We’ve done that partly as a result of the rise of science and the advent
of rationalistic ways of reading the Bible.
We’ve done that partly because we fear the consequences of opening
ourselves up to the dynamic power of what God might do to us. Healing involves change. And you know how
much we all love change. Sometimes it’s less frightening to stick with what we
know (even illness) than to venture into uncharted territory (even health). To open yourself up to healing means
acknowledging that there’s some part of you that needs to be healed, and that
means being open to change.
Today we take two steps toward
engaging God in all of the unpredictable, wild freedom and love that we see and
know in Jesus. We’re celebrating
resurrection (as we do each Sunday) by gathering, with Jesus, at his
table. Jesus’s table is a resurrection
table. It’s a meal at which we take on
the abundance and compassion and forgiveness and freedom that Easter, even its
terrifying aspects, announces. Death
could stop neither God nor Jesus. It
cannot stop us, either. We gather at
Jesus’s table to share the bread and wine of forgiveness and freedom with each
other, to nourish ourselves for living new risen life on God’s terms. This may look like a decorous sacramental
rite. But it’s really a dangerous
resurrection feast. When you come to
this table, you will be changed. You
will leave the experience a new person—one who has been embraced by God
completely for who you are, as you are.
We take the other step toward
engaging God when we come forward for healing.

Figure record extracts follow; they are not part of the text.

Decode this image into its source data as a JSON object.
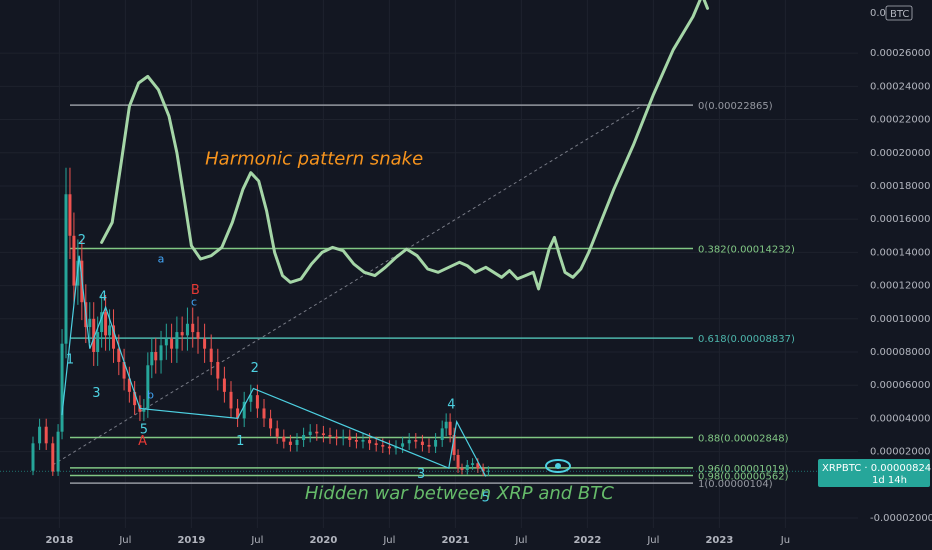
{
  "chart_data": {
    "type": "line",
    "title": "",
    "symbol": "XRPBTC",
    "currency_label": "BTC",
    "price_tag": "XRPBTC · 0.00000824",
    "countdown": "1d 14h",
    "last_price": 8.24e-06,
    "y_axis": {
      "range": [
        -2.6e-05,
        0.000292
      ],
      "ticks": [
        {
          "value": 0.00026,
          "label": "0.00026000"
        },
        {
          "value": 0.00024,
          "label": "0.00024000"
        },
        {
          "value": 0.00022,
          "label": "0.00022000"
        },
        {
          "value": 0.0002,
          "label": "0.00020000"
        },
        {
          "value": 0.00018,
          "label": "0.00018000"
        },
        {
          "value": 0.00016,
          "label": "0.00016000"
        },
        {
          "value": 0.00014,
          "label": "0.00014000"
        },
        {
          "value": 0.00012,
          "label": "0.00012000"
        },
        {
          "value": 0.0001,
          "label": "0.00010000"
        },
        {
          "value": 8e-05,
          "label": "0.00008000"
        },
        {
          "value": 6e-05,
          "label": "0.00006000"
        },
        {
          "value": 4e-05,
          "label": "0.00004000"
        },
        {
          "value": 2e-05,
          "label": "0.00002000"
        },
        {
          "value": -2e-05,
          "label": "-0.00002000"
        }
      ],
      "top_label": "0.0"
    },
    "x_axis": {
      "range": [
        2017.5,
        2024.0
      ],
      "ticks": [
        {
          "value": 2017.95,
          "label": "2018",
          "bold": true
        },
        {
          "value": 2018.45,
          "label": "Jul",
          "bold": false
        },
        {
          "value": 2018.95,
          "label": "2019",
          "bold": true
        },
        {
          "value": 2019.45,
          "label": "Jul",
          "bold": false
        },
        {
          "value": 2019.95,
          "label": "2020",
          "bold": true
        },
        {
          "value": 2020.45,
          "label": "Jul",
          "bold": false
        },
        {
          "value": 2020.95,
          "label": "2021",
          "bold": true
        },
        {
          "value": 2021.45,
          "label": "Jul",
          "bold": false
        },
        {
          "value": 2021.95,
          "label": "2022",
          "bold": true
        },
        {
          "value": 2022.45,
          "label": "Jul",
          "bold": false
        },
        {
          "value": 2022.95,
          "label": "2023",
          "bold": true
        },
        {
          "value": 2023.45,
          "label": "Ju",
          "bold": false
        }
      ]
    },
    "fib_levels": [
      {
        "level": "0",
        "value": 0.00022865,
        "label": "0(0.00022865)",
        "color": "#9598a1"
      },
      {
        "level": "0.382",
        "value": 0.00014232,
        "label": "0.382(0.00014232)",
        "color": "#81c784"
      },
      {
        "level": "0.618",
        "value": 8.837e-05,
        "label": "0.618(0.00008837)",
        "color": "#4db6ac"
      },
      {
        "level": "0.88",
        "value": 2.848e-05,
        "label": "0.88(0.00002848)",
        "color": "#81c784"
      },
      {
        "level": "0.96",
        "value": 1.019e-05,
        "label": "0.96(0.00001019)",
        "color": "#81c784"
      },
      {
        "level": "0.98",
        "value": 5.62e-06,
        "label": "0.98(0.00000562)",
        "color": "#81c784"
      },
      {
        "level": "1",
        "value": 1.04e-06,
        "label": "1(0.00000104)",
        "color": "#9598a1"
      }
    ],
    "price_series": [
      [
        2017.68,
        8.5e-06
      ],
      [
        2017.75,
        2.5e-05
      ],
      [
        2017.8,
        3.5e-05
      ],
      [
        2017.85,
        2.5e-05
      ],
      [
        2017.9,
        8e-06
      ],
      [
        2017.94,
        3.2e-05
      ],
      [
        2017.97,
        8.5e-05
      ],
      [
        2018.0,
        0.000175
      ],
      [
        2018.03,
        0.00015
      ],
      [
        2018.06,
        0.00012
      ],
      [
        2018.09,
        0.000135
      ],
      [
        2018.12,
        0.00011
      ],
      [
        2018.15,
        9.5e-05
      ],
      [
        2018.18,
        0.0001
      ],
      [
        2018.21,
        8e-05
      ],
      [
        2018.24,
        9.2e-05
      ],
      [
        2018.27,
        0.000104
      ],
      [
        2018.3,
        9e-05
      ],
      [
        2018.33,
        9.6e-05
      ],
      [
        2018.36,
        8.2e-05
      ],
      [
        2018.4,
        7.4e-05
      ],
      [
        2018.44,
        6.4e-05
      ],
      [
        2018.48,
        5.6e-05
      ],
      [
        2018.52,
        4.8e-05
      ],
      [
        2018.56,
        4.4e-05
      ],
      [
        2018.59,
        4.6e-05
      ],
      [
        2018.62,
        7.2e-05
      ],
      [
        2018.65,
        8e-05
      ],
      [
        2018.68,
        7.5e-05
      ],
      [
        2018.72,
        8.4e-05
      ],
      [
        2018.76,
        8.8e-05
      ],
      [
        2018.8,
        8.2e-05
      ],
      [
        2018.84,
        9.2e-05
      ],
      [
        2018.88,
        9e-05
      ],
      [
        2018.92,
        9.7e-05
      ],
      [
        2018.96,
        9.2e-05
      ],
      [
        2019.0,
        8.8e-05
      ],
      [
        2019.05,
        8.2e-05
      ],
      [
        2019.1,
        7.4e-05
      ],
      [
        2019.15,
        6.4e-05
      ],
      [
        2019.2,
        5.6e-05
      ],
      [
        2019.25,
        4.6e-05
      ],
      [
        2019.3,
        4e-05
      ],
      [
        2019.35,
        5e-05
      ],
      [
        2019.4,
        5.4e-05
      ],
      [
        2019.45,
        4.6e-05
      ],
      [
        2019.5,
        4e-05
      ],
      [
        2019.55,
        3.4e-05
      ],
      [
        2019.6,
        2.9e-05
      ],
      [
        2019.65,
        2.6e-05
      ],
      [
        2019.7,
        2.4e-05
      ],
      [
        2019.75,
        2.7e-05
      ],
      [
        2019.8,
        3e-05
      ],
      [
        2019.85,
        3.2e-05
      ],
      [
        2019.9,
        3.1e-05
      ],
      [
        2019.95,
        3e-05
      ],
      [
        2020.0,
        2.9e-05
      ],
      [
        2020.05,
        2.8e-05
      ],
      [
        2020.1,
        2.9e-05
      ],
      [
        2020.15,
        2.7e-05
      ],
      [
        2020.2,
        2.6e-05
      ],
      [
        2020.25,
        2.7e-05
      ],
      [
        2020.3,
        2.5e-05
      ],
      [
        2020.35,
        2.4e-05
      ],
      [
        2020.4,
        2.3e-05
      ],
      [
        2020.45,
        2.2e-05
      ],
      [
        2020.5,
        2.3e-05
      ],
      [
        2020.55,
        2.5e-05
      ],
      [
        2020.6,
        2.7e-05
      ],
      [
        2020.65,
        2.6e-05
      ],
      [
        2020.7,
        2.4e-05
      ],
      [
        2020.75,
        2.3e-05
      ],
      [
        2020.8,
        2.7e-05
      ],
      [
        2020.85,
        3.4e-05
      ],
      [
        2020.88,
        3.8e-05
      ],
      [
        2020.91,
        3e-05
      ],
      [
        2020.94,
        1.8e-05
      ],
      [
        2020.97,
        1e-05
      ],
      [
        2021.0,
        9e-06
      ],
      [
        2021.04,
        1.2e-05
      ],
      [
        2021.08,
        1.3e-05
      ],
      [
        2021.12,
        1e-05
      ],
      [
        2021.16,
        8e-06
      ],
      [
        2021.2,
        8.5e-06
      ]
    ],
    "snake_path": [
      [
        2018.27,
        0.000146
      ],
      [
        2018.35,
        0.000158
      ],
      [
        2018.42,
        0.000195
      ],
      [
        2018.48,
        0.000228
      ],
      [
        2018.55,
        0.000242
      ],
      [
        2018.62,
        0.000246
      ],
      [
        2018.7,
        0.000238
      ],
      [
        2018.78,
        0.000222
      ],
      [
        2018.84,
        0.0002
      ],
      [
        2018.9,
        0.00017
      ],
      [
        2018.95,
        0.000144
      ],
      [
        2019.02,
        0.000136
      ],
      [
        2019.1,
        0.000138
      ],
      [
        2019.18,
        0.000143
      ],
      [
        2019.26,
        0.000158
      ],
      [
        2019.34,
        0.000178
      ],
      [
        2019.4,
        0.000188
      ],
      [
        2019.46,
        0.000183
      ],
      [
        2019.52,
        0.000165
      ],
      [
        2019.58,
        0.00014
      ],
      [
        2019.64,
        0.000126
      ],
      [
        2019.7,
        0.000122
      ],
      [
        2019.78,
        0.000124
      ],
      [
        2019.86,
        0.000133
      ],
      [
        2019.94,
        0.00014
      ],
      [
        2020.02,
        0.000143
      ],
      [
        2020.1,
        0.000141
      ],
      [
        2020.18,
        0.000133
      ],
      [
        2020.26,
        0.000128
      ],
      [
        2020.34,
        0.000126
      ],
      [
        2020.42,
        0.000131
      ],
      [
        2020.5,
        0.000137
      ],
      [
        2020.58,
        0.000142
      ],
      [
        2020.66,
        0.000138
      ],
      [
        2020.74,
        0.00013
      ],
      [
        2020.82,
        0.000128
      ],
      [
        2020.9,
        0.000131
      ],
      [
        2020.98,
        0.000134
      ],
      [
        2021.04,
        0.000132
      ],
      [
        2021.1,
        0.000128
      ],
      [
        2021.18,
        0.000131
      ],
      [
        2021.24,
        0.000128
      ],
      [
        2021.3,
        0.000125
      ],
      [
        2021.36,
        0.000129
      ],
      [
        2021.42,
        0.000124
      ],
      [
        2021.48,
        0.000126
      ],
      [
        2021.54,
        0.000128
      ],
      [
        2021.58,
        0.000118
      ],
      [
        2021.62,
        0.00013
      ],
      [
        2021.66,
        0.000142
      ],
      [
        2021.7,
        0.000149
      ],
      [
        2021.74,
        0.000138
      ],
      [
        2021.78,
        0.000128
      ],
      [
        2021.84,
        0.000125
      ],
      [
        2021.9,
        0.00013
      ],
      [
        2021.96,
        0.00014
      ],
      [
        2022.05,
        0.000158
      ],
      [
        2022.15,
        0.000178
      ],
      [
        2022.3,
        0.000205
      ],
      [
        2022.45,
        0.000235
      ],
      [
        2022.6,
        0.000262
      ],
      [
        2022.75,
        0.000282
      ],
      [
        2022.82,
        0.000295
      ],
      [
        2022.86,
        0.000287
      ]
    ],
    "wave_path": [
      [
        2017.97,
        4.2e-05
      ],
      [
        2018.1,
        0.000138
      ],
      [
        2018.18,
        8.2e-05
      ],
      [
        2018.3,
        0.000107
      ],
      [
        2018.56,
        4.6e-05
      ],
      [
        2019.3,
        4e-05
      ],
      [
        2019.42,
        5.8e-05
      ],
      [
        2020.9,
        1e-05
      ],
      [
        2020.96,
        3.8e-05
      ],
      [
        2021.18,
        5e-06
      ]
    ],
    "diagonal": {
      "from": [
        2017.9,
        1.2e-05
      ],
      "to": [
        2022.37,
        0.00022865
      ]
    },
    "wave_labels": [
      {
        "text": "2",
        "x": 2018.12,
        "y": 0.000145,
        "color": "#4dd0e1",
        "size": "large"
      },
      {
        "text": "4",
        "x": 2018.28,
        "y": 0.000111,
        "color": "#4dd0e1",
        "size": "large"
      },
      {
        "text": "1",
        "x": 2018.03,
        "y": 7.3e-05,
        "color": "#4dd0e1",
        "size": "large"
      },
      {
        "text": "3",
        "x": 2018.23,
        "y": 5.3e-05,
        "color": "#4dd0e1",
        "size": "large"
      },
      {
        "text": "5",
        "x": 2018.59,
        "y": 3.1e-05,
        "color": "#4dd0e1",
        "size": "large"
      },
      {
        "text": "A",
        "x": 2018.58,
        "y": 2.4e-05,
        "color": "#e53935",
        "size": "large"
      },
      {
        "text": "a",
        "x": 2018.72,
        "y": 0.000134,
        "color": "#42a5f5",
        "size": "small"
      },
      {
        "text": "b",
        "x": 2018.64,
        "y": 5.2e-05,
        "color": "#42a5f5",
        "size": "small"
      },
      {
        "text": "B",
        "x": 2018.98,
        "y": 0.000115,
        "color": "#e53935",
        "size": "large"
      },
      {
        "text": "c",
        "x": 2018.97,
        "y": 0.000108,
        "color": "#42a5f5",
        "size": "small"
      },
      {
        "text": "1",
        "x": 2019.32,
        "y": 2.4e-05,
        "color": "#4dd0e1",
        "size": "large"
      },
      {
        "text": "2",
        "x": 2019.43,
        "y": 6.8e-05,
        "color": "#4dd0e1",
        "size": "large"
      },
      {
        "text": "4",
        "x": 2020.92,
        "y": 4.6e-05,
        "color": "#4dd0e1",
        "size": "large"
      },
      {
        "text": "3",
        "x": 2020.69,
        "y": 4e-06,
        "color": "#4dd0e1",
        "size": "large"
      },
      {
        "text": "5",
        "x": 2021.18,
        "y": -1e-05,
        "color": "#4dd0e1",
        "size": "large"
      }
    ],
    "annotations": [
      {
        "text": "Harmonic pattern snake",
        "x": 2019.88,
        "y": 0.000193,
        "color": "#f7941d"
      },
      {
        "text": "Hidden war between XRP and BTC",
        "x": 2020.98,
        "y": -8.5e-06,
        "color": "#66bb6a"
      }
    ],
    "colors": {
      "background": "#131722",
      "axis_text": "#b2b5be",
      "bull": "#26a69a",
      "bear": "#ef5350",
      "snake": "#a5d6a7",
      "wave": "#4dd0e1",
      "price_tag": "#26a69a"
    }
  }
}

In laying hands on those who came to him, Jesus showed that God wants
all human beings to experience life in the fullness of its abundance and grace. In laying hands on those who came to him,
Jesus declared that our brokenness does not need to define us. Our brokenness
is our ticket of entry to that table where all who sit around it with Jesus
know themselves to be broken too. At
Easter, our brokenness ceases to be a badge of defeat. It’s now a sign of our oneness with God and
each other in Jesus.
Today is the Third Sunday of
Easter. Today is our Healing
Service. God’s word of yes, of life, of
hope, of abundance, of joy is spoken to you that you may hear and respond. At my core, I’m a polite Episcopalian, and to
be truthful, talking about life and power and change and brokenness and healing
sometimes scares me, too. Healing is
risky. Change is hard. Handling snakes is dangerous. It’s all a high wire act. But we will survive this high wire act, this
dynamite, and be blessed by it. We can
be healed because Jesus is our healer.
We can be risen because Jesus was risen first. Come forward in hope, come forward in faith,
come forward even in fear. Let God do in
and through you the surprising work you can’t even imagine as you contemplate
it. It may be a bit scary, but it’s also
life-giving. And that new, healed, risen
life is what even our polite form of Christian faith is finally all about. Amen.